Friday, January 12, 2007

"Breakneck growth" and "environmental bottlenecks" in China

The BBC report that:

China fails environment targets
The BBC's Dan Griffiths, in Beijing, says much of China's airborne pollution comes from large coal-burning power stations and car exhaust fumes, neither of which can be reduced quickly.

Many factories also ignore the law and pump toxic waste into rivers and lakes.

And with the country still focused on breakneck economic growth, there is little sign that things are going to get better any time soon, our correspondent says.

Another senior officials said the situation was worse than ever.

"2006 has been the most grim year for China's environmental situation," vice-minister Pan Yue was quoted as saying on the Web site of the State Environmental Protection Administration (Sepa).

The International Herald Tribune report the story as:

Report: China has pollution accident almost every two days
BEIJING: There was a pollution accident once almost every two days in China last year, with authorities receiving 600,000 environmental complaints, state media reported Thursday.

The number of complaints was up 30 percent over 2005, a State Environmental Protection Administration official was quoted as saying by the Xinhua News Agency.

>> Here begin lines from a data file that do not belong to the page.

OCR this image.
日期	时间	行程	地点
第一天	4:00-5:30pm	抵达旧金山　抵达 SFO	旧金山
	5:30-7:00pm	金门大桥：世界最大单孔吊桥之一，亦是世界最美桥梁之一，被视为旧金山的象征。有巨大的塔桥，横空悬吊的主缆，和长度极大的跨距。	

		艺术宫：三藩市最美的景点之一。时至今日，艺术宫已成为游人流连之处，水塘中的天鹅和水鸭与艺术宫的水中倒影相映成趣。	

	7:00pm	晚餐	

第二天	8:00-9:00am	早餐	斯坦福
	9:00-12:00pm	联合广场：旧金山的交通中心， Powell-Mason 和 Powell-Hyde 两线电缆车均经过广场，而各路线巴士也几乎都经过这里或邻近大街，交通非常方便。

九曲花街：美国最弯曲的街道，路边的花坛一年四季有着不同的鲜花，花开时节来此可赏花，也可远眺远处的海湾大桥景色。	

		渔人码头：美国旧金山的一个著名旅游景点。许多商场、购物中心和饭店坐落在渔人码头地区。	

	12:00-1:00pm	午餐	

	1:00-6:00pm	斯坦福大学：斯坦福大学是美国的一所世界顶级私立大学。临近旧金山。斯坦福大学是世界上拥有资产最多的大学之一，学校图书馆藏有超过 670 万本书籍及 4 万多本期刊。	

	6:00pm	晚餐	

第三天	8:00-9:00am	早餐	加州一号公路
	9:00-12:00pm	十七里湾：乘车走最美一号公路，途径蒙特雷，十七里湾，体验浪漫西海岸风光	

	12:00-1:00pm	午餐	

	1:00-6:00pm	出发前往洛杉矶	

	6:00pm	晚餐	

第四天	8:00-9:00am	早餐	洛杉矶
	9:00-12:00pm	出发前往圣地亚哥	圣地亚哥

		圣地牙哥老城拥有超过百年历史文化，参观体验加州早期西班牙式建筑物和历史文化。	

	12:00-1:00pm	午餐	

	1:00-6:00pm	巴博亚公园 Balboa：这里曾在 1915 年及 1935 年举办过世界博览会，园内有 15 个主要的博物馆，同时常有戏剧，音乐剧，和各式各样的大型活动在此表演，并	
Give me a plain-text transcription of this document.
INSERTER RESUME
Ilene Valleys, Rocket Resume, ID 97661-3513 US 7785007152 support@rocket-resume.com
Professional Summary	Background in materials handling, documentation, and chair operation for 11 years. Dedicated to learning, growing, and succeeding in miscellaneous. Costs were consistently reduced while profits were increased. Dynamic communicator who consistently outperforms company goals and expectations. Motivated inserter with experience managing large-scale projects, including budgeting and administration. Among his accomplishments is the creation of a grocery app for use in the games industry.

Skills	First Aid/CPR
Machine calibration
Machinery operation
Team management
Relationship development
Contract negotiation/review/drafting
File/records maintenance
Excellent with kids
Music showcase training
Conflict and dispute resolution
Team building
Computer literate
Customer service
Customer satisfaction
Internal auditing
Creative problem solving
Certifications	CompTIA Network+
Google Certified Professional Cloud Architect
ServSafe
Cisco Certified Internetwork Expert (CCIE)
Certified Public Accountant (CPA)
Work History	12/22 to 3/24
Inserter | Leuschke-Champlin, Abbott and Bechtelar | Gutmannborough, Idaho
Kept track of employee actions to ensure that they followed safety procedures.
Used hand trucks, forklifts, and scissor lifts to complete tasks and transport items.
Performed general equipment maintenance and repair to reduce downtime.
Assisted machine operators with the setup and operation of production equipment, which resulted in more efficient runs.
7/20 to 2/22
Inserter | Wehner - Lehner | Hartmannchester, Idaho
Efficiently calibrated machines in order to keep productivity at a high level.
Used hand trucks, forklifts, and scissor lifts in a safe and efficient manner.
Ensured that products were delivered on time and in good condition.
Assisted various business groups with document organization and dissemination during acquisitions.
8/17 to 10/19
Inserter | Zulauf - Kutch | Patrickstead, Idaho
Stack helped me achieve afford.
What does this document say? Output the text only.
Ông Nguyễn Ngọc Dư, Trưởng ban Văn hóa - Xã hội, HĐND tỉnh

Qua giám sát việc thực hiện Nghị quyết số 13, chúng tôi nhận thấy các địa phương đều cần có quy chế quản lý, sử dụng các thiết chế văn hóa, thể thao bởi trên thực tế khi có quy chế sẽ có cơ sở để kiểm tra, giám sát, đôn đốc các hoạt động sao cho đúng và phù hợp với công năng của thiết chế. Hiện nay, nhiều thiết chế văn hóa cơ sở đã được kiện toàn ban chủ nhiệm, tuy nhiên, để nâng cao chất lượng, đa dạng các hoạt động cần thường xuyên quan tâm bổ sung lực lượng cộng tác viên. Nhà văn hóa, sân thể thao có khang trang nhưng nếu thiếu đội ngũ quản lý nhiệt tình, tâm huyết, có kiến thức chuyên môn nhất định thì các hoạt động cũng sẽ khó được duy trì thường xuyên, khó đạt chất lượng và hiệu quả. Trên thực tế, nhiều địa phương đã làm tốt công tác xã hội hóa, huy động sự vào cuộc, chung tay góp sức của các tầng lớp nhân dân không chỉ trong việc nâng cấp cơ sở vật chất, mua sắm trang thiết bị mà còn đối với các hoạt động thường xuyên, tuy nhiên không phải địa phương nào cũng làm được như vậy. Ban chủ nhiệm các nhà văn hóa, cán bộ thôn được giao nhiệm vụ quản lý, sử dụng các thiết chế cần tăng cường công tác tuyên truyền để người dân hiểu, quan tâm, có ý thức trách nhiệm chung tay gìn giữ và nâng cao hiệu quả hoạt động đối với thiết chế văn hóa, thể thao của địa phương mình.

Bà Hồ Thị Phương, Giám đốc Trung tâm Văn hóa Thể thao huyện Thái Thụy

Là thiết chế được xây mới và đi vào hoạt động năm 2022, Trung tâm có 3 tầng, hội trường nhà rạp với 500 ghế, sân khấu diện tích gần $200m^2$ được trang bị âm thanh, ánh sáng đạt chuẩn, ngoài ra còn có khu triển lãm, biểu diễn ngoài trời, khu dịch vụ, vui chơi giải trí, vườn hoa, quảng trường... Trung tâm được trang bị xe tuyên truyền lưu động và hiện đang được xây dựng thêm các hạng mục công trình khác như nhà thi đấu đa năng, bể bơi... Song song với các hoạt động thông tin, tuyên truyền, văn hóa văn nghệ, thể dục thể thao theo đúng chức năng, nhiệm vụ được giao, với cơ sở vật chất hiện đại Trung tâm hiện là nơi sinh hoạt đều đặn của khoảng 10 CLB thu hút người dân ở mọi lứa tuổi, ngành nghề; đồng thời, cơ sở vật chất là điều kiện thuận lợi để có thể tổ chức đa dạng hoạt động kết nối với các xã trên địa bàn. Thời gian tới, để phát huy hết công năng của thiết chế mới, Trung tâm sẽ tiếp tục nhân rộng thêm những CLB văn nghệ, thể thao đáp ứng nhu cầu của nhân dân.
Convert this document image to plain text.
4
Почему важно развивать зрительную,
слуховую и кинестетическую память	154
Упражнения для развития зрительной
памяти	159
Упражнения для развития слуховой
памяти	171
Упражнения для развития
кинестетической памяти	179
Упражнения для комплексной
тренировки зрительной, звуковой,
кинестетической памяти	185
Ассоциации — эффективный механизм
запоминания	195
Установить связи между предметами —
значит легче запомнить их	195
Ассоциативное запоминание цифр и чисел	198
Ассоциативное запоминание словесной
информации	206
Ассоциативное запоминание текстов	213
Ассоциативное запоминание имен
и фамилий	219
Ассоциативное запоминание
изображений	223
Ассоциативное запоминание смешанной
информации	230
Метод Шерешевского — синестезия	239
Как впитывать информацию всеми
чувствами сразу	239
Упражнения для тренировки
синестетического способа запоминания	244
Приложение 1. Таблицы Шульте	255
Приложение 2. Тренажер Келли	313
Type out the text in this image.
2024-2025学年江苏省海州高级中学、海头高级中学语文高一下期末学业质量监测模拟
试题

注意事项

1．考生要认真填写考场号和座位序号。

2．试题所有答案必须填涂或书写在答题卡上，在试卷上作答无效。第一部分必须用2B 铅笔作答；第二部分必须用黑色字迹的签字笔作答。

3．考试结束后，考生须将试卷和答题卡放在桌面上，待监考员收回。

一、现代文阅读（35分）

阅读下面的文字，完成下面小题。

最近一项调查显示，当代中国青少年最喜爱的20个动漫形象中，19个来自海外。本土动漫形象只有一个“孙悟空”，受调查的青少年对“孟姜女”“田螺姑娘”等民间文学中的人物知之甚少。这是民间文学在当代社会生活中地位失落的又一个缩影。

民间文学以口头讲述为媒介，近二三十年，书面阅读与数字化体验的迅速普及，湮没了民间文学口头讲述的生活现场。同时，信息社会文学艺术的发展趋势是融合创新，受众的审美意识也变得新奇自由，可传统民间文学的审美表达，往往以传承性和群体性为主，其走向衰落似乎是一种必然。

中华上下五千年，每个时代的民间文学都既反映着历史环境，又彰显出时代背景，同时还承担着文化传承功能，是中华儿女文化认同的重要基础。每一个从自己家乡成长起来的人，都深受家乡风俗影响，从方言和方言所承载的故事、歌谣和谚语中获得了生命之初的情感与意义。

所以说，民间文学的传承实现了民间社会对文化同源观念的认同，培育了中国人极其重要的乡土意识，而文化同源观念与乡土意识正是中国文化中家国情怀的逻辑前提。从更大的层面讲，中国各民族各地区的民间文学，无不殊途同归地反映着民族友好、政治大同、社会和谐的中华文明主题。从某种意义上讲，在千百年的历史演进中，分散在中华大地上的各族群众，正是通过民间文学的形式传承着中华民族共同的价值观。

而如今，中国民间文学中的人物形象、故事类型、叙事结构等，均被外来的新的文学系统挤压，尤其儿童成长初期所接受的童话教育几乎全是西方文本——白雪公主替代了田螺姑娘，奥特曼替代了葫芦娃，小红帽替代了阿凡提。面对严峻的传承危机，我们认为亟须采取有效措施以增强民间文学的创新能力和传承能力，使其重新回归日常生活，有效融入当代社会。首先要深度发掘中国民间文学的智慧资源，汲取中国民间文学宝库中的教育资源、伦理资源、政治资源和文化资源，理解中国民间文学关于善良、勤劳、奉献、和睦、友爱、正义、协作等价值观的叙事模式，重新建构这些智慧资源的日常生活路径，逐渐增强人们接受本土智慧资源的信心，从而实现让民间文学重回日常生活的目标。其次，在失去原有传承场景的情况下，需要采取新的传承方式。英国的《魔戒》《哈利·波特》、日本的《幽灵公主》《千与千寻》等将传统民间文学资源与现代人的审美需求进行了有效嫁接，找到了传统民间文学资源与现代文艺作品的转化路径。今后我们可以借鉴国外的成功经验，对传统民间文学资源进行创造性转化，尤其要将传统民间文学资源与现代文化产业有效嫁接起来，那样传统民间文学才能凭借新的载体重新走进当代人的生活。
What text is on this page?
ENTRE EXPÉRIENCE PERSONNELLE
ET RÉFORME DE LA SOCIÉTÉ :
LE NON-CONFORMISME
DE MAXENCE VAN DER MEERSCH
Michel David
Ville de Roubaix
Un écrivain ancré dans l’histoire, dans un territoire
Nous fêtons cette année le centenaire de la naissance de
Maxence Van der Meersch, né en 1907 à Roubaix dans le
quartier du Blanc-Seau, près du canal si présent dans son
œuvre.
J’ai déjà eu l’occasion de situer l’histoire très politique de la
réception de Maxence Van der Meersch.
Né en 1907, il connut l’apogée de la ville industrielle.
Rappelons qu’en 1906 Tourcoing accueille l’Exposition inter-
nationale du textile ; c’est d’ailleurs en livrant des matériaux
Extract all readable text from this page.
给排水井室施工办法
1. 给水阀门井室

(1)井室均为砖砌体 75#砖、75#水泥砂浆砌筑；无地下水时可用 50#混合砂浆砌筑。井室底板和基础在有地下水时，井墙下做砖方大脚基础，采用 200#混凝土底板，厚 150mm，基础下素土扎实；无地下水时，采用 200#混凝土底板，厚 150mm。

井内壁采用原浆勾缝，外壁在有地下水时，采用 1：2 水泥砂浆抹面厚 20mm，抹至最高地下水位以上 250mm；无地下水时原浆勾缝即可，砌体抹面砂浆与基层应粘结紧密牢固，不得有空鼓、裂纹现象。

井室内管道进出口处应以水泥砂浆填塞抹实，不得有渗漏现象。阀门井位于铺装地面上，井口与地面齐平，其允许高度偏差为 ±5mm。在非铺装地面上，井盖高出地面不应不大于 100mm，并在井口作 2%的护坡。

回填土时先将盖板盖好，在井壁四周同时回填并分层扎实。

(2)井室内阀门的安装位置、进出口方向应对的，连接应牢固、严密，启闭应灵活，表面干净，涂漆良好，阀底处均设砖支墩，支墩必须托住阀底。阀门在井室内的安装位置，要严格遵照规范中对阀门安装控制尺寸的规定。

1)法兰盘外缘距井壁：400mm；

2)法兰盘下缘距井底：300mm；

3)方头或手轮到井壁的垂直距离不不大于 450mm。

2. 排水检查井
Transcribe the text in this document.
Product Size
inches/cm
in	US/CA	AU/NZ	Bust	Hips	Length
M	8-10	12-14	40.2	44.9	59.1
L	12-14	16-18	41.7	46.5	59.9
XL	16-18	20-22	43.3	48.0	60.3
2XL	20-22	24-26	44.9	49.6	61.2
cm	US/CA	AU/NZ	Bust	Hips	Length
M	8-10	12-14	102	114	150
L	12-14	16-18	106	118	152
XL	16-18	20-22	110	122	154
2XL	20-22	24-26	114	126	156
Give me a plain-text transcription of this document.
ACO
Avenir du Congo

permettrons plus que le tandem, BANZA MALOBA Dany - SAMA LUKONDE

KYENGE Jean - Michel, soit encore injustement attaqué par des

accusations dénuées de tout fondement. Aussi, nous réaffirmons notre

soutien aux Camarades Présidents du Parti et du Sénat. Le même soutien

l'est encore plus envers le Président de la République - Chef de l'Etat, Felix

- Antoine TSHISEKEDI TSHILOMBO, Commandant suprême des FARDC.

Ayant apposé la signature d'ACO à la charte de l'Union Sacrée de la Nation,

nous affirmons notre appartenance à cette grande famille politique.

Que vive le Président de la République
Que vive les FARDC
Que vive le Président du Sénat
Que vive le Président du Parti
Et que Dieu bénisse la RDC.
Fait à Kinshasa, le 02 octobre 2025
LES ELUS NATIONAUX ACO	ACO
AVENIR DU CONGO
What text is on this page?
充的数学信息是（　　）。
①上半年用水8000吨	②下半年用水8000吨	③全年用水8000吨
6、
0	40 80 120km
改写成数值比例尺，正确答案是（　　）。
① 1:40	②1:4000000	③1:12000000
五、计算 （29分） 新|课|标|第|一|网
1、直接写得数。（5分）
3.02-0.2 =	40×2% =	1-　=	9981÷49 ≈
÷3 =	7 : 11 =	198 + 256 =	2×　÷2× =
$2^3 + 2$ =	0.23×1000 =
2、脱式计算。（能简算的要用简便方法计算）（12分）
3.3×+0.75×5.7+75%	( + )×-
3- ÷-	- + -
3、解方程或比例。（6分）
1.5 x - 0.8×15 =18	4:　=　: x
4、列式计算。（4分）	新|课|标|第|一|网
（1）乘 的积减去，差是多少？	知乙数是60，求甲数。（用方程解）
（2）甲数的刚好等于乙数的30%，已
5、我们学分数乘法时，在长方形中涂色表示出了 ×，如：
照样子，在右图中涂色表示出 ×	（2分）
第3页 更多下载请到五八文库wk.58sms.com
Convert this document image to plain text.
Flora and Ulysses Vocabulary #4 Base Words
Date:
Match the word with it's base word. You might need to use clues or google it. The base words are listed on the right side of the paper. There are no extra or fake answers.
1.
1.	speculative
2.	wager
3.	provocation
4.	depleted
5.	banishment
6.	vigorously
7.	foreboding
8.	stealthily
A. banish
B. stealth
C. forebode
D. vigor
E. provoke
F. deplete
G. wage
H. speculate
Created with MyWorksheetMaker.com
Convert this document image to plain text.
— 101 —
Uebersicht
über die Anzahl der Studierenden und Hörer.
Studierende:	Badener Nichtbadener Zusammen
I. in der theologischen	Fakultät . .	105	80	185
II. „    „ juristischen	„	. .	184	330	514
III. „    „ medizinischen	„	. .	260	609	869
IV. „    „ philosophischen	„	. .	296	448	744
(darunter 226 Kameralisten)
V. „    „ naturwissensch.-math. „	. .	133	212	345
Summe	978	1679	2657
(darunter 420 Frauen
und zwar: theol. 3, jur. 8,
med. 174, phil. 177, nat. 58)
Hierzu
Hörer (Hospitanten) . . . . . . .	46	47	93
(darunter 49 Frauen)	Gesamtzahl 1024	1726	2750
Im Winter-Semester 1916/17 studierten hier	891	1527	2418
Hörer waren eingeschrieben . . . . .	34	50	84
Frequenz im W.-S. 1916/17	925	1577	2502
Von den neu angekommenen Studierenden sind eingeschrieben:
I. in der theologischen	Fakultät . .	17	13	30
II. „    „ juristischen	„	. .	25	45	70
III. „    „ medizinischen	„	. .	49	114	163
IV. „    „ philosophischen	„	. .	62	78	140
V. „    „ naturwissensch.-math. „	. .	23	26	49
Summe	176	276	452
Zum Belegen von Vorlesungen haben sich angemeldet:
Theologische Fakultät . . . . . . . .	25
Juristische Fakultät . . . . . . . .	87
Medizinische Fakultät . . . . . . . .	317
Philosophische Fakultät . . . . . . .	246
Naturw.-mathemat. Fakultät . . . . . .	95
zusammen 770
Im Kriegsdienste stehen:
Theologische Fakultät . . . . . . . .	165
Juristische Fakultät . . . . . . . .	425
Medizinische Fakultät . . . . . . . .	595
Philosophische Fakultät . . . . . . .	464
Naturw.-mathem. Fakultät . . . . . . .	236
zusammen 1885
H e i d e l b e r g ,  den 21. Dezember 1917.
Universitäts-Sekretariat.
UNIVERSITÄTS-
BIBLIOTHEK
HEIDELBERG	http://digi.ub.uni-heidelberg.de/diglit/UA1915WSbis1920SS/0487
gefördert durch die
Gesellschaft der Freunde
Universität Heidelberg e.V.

Administration Deputy Director Pan Yue was quoted as saying that in addition to the 161 accidents last year, the administration also suspended 163 environment-damaging projects with a total investment of 770 billion yuan (US$96 billion). The projects included the construction of steel and power plants.

../
Xinhua said environmental pollution caused 511.8 billion yuan (US$64 billion; 49.16 billion) in economic losses in 2004, equal to 3 percent of gross domestic product that year.

Only when the costs start getting into this sort ofrealmm can we expect "economics" to give the environment a helping hand.

I like the quote from the Housten Chronicle:

"The environmental problem has become a key bottleneck for social and economic development," it said.

An unhealthy workforce is clearly going to be bad for growth. Access to clean water would also help one would imagine. The question is how tight is the bottleneck now and how much tighter will it get.

Chinese growth could soon be proverbially "hoisted by its own petard".

(hat-tip Hamlet, act III, scene 4, lines 206 and 207) and the ever thought provoking Gristmill.